On a lu ici même, le 15 décembre dernier, quel programme nouveau le comité songeait à soumettre à l'assemblée générale de la Ligue. Cette assemblée a eu lieu, et les nouveautés proposées ont été adoptées sans discussion. Point de changement essentiel, mais seulement quelques modifications de détail, qui, sans mettre en péril aucun des résultats acquis, ont permis d'étendre le cercle de l'influence de la Ligue. Les adhésions (dont quelques-unes fort précieuses) ne cessent d'affluer, depuis que, renonçant à toute espèce de particularisme politique, on a admis les Français de toute opinion à ce commun effort de défense et de réorganisation nationales.
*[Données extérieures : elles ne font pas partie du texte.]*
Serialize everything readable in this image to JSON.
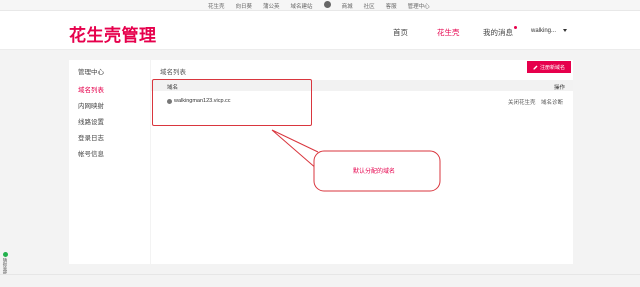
{
  "topbar": {
    "links": [
      "花生壳",
      "向日葵",
      "蒲公英",
      "域名建站",
      "商城",
      "社区",
      "客服",
      "管理中心"
    ]
  },
  "header": {
    "logo": "花生壳管理",
    "nav": {
      "home": "首页",
      "hsk": "花生壳",
      "messages": "我的消息",
      "user": "walking..."
    }
  },
  "sidebar": {
    "items": [
      {
        "label": "管理中心"
      },
      {
        "label": "域名列表"
      },
      {
        "label": "内网映射"
      },
      {
        "label": "线路设置"
      },
      {
        "label": "登录日志"
      },
      {
        "label": "帐号信息"
      }
    ]
  },
  "main": {
    "title": "域名列表",
    "register_button": "注册新域名",
    "table": {
      "col_domain": "域名",
      "col_action": "操作",
      "rows": [
        {
          "domain": "walkingman123.vicp.cc",
          "action_close": "关闭花生壳",
          "action_diag": "域名诊断"
        }
      ]
    }
  },
  "annotation": {
    "callout_text": "默认分配的域名",
    "color": "#d9363e"
  },
  "side_widget": {
    "text": "猜你喜欢"
  },
  "colors": {
    "brand": "#e6004c"
  }
}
Rien, d'ailleurs, n'était plus désirable à tous les égards. La Nouvelle Revue n'a cessé de redire que la décentralisation constituait une question économique ou une question nationale, et nullement une question « politique » au sens étroit du mot. L'on peut concevoir un régime individualiste et un régime collectiviste qui soient également décentralisés l'un et l'autre et au même degré. L'on peut imaginer, et l'on peut même voir, la décentralisation également pratiquée dans des monarchies et dans des républiques. La Suisse, la Prusse, la Belgique, les empires d'Allemagne et d'Autriche, les États-Unis d'Amérique sont des pays décentralisés ; inégalement, je le veux mais le plus ou moins de décentralisation n'est, en aucune sorte, lié à l'essence du régime politique adopté en ces divers pays. Toutes les libertés politiques sont, du reste, inscrites dans la constitution actuelle de la France ; l'on y trouve fort peu de libertés locales.
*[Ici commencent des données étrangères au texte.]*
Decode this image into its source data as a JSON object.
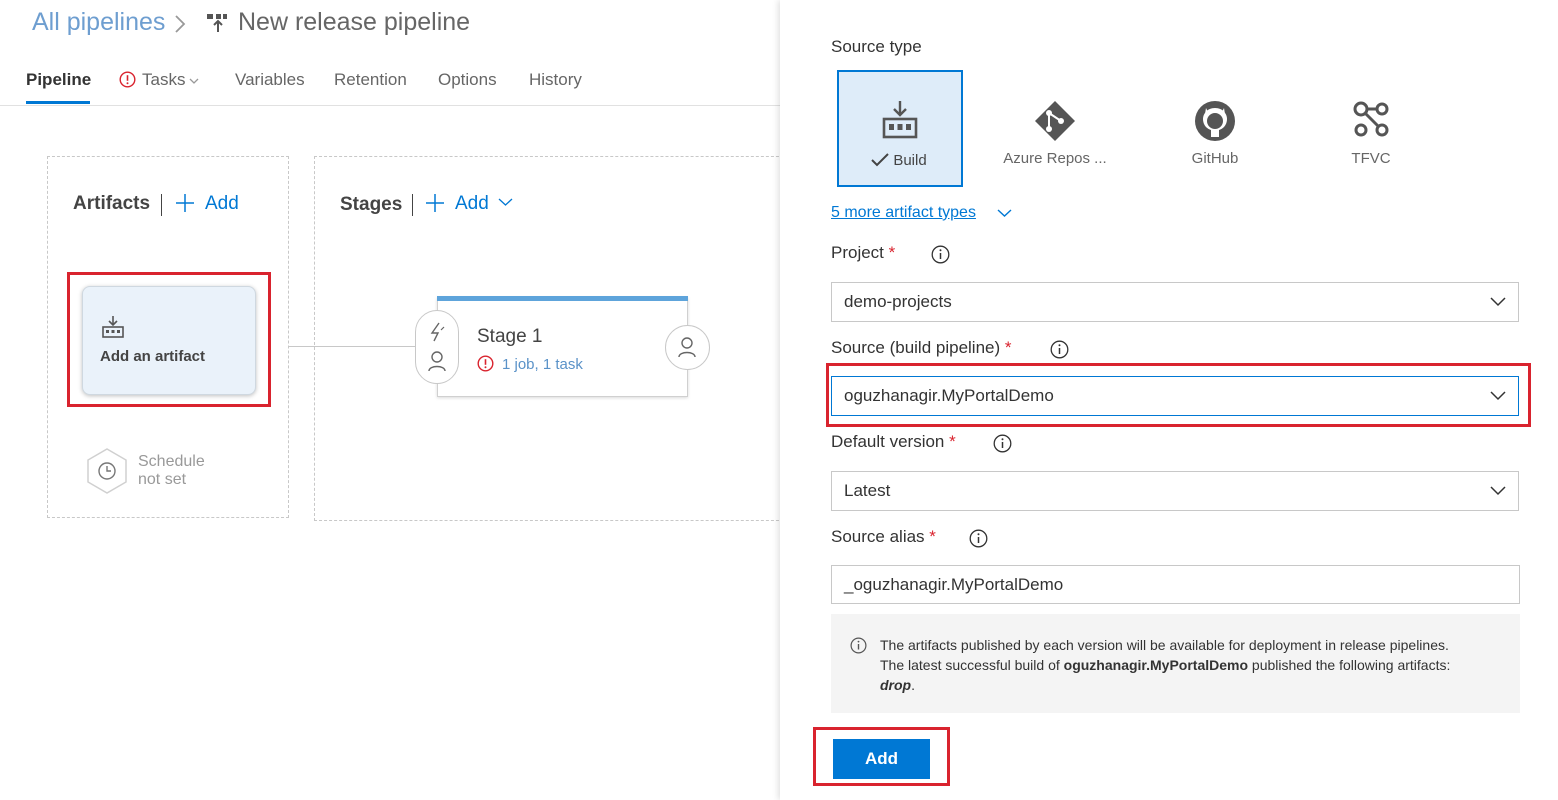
{
  "breadcrumb": {
    "root": "All pipelines",
    "title": "New release pipeline"
  },
  "tabs": [
    {
      "label": "Pipeline",
      "active": true
    },
    {
      "label": "Tasks",
      "warning": true
    },
    {
      "label": "Variables"
    },
    {
      "label": "Retention"
    },
    {
      "label": "Options"
    },
    {
      "label": "History"
    }
  ],
  "artifacts": {
    "title": "Artifacts",
    "add_label": "Add",
    "card_label": "Add an artifact",
    "schedule_line1": "Schedule",
    "schedule_line2": "not set"
  },
  "stages": {
    "title": "Stages",
    "add_label": "Add",
    "stage_name": "Stage 1",
    "stage_summary": "1 job, 1 task"
  },
  "panel": {
    "source_type_label": "Source type",
    "source_types": [
      {
        "label": "Build",
        "icon": "build-icon",
        "selected": true
      },
      {
        "label": "Azure Repos ...",
        "icon": "azure-repos-icon"
      },
      {
        "label": "GitHub",
        "icon": "github-icon"
      },
      {
        "label": "TFVC",
        "icon": "tfvc-icon"
      }
    ],
    "more_types": "5 more artifact types",
    "project_label": "Project",
    "project_value": "demo-projects",
    "source_label": "Source (build pipeline)",
    "source_value": "oguzhanagir.MyPortalDemo",
    "default_version_label": "Default version",
    "default_version_value": "Latest",
    "alias_label": "Source alias",
    "alias_value": "_oguzhanagir.MyPortalDemo",
    "required_mark": "*",
    "info_line1": "The artifacts published by each version will be available for deployment in release pipelines.",
    "info_line2_prefix": "The latest successful build of",
    "info_line2_bold": "oguzhanagir.MyPortalDemo",
    "info_line2_suffix": "published the following artifacts:",
    "info_artifact": "drop",
    "info_period": ".",
    "add_button": "Add"
  },
  "colors": {
    "accent": "#0078d4",
    "highlight_red": "#d9232e",
    "link_blue": "#6e9ed0",
    "stage_bar": "#5ea4db"
  }
}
Et nous voyons aussi, en France, que chacun de nos grands partis compte dans ses rangs des centralisateurs et des décentralisateurs également acharnés. Il y a des uns et des autres chez les socialistes et les légitimistes, chez les bonapartistes et les républicains modérés, chez les radicaux et les opportunistes. La plupart de nos grands journaux politiques du Temps à la Justice, de la Gazette de France au Journal des débats, de la Libre Parole à l'Intransigeant, sont semblablement divisés. Il faut donc bien que, sur ce point, les partis en présence se dédoublent et se déclassent, absolument comme s'il s'agissait du problème viticole ou séricicole, de la réduction des frais de justice ou du libre-échangisme. M. de Cassagnac et M. Vigné d'Octon peuvent parfaitement s'entendre sur les remèdes à trouver aux fléaux de la vigne dans le Gers et l'Hérault on ne voit pas pourquoi ces messieurs et leurs collègues des autres départements ne pourraient pas semblablement s'entendre, s'associer, se liguer dans cette pensée définie de combattre un fléau qui sévit sur toute l'étendue du territoire.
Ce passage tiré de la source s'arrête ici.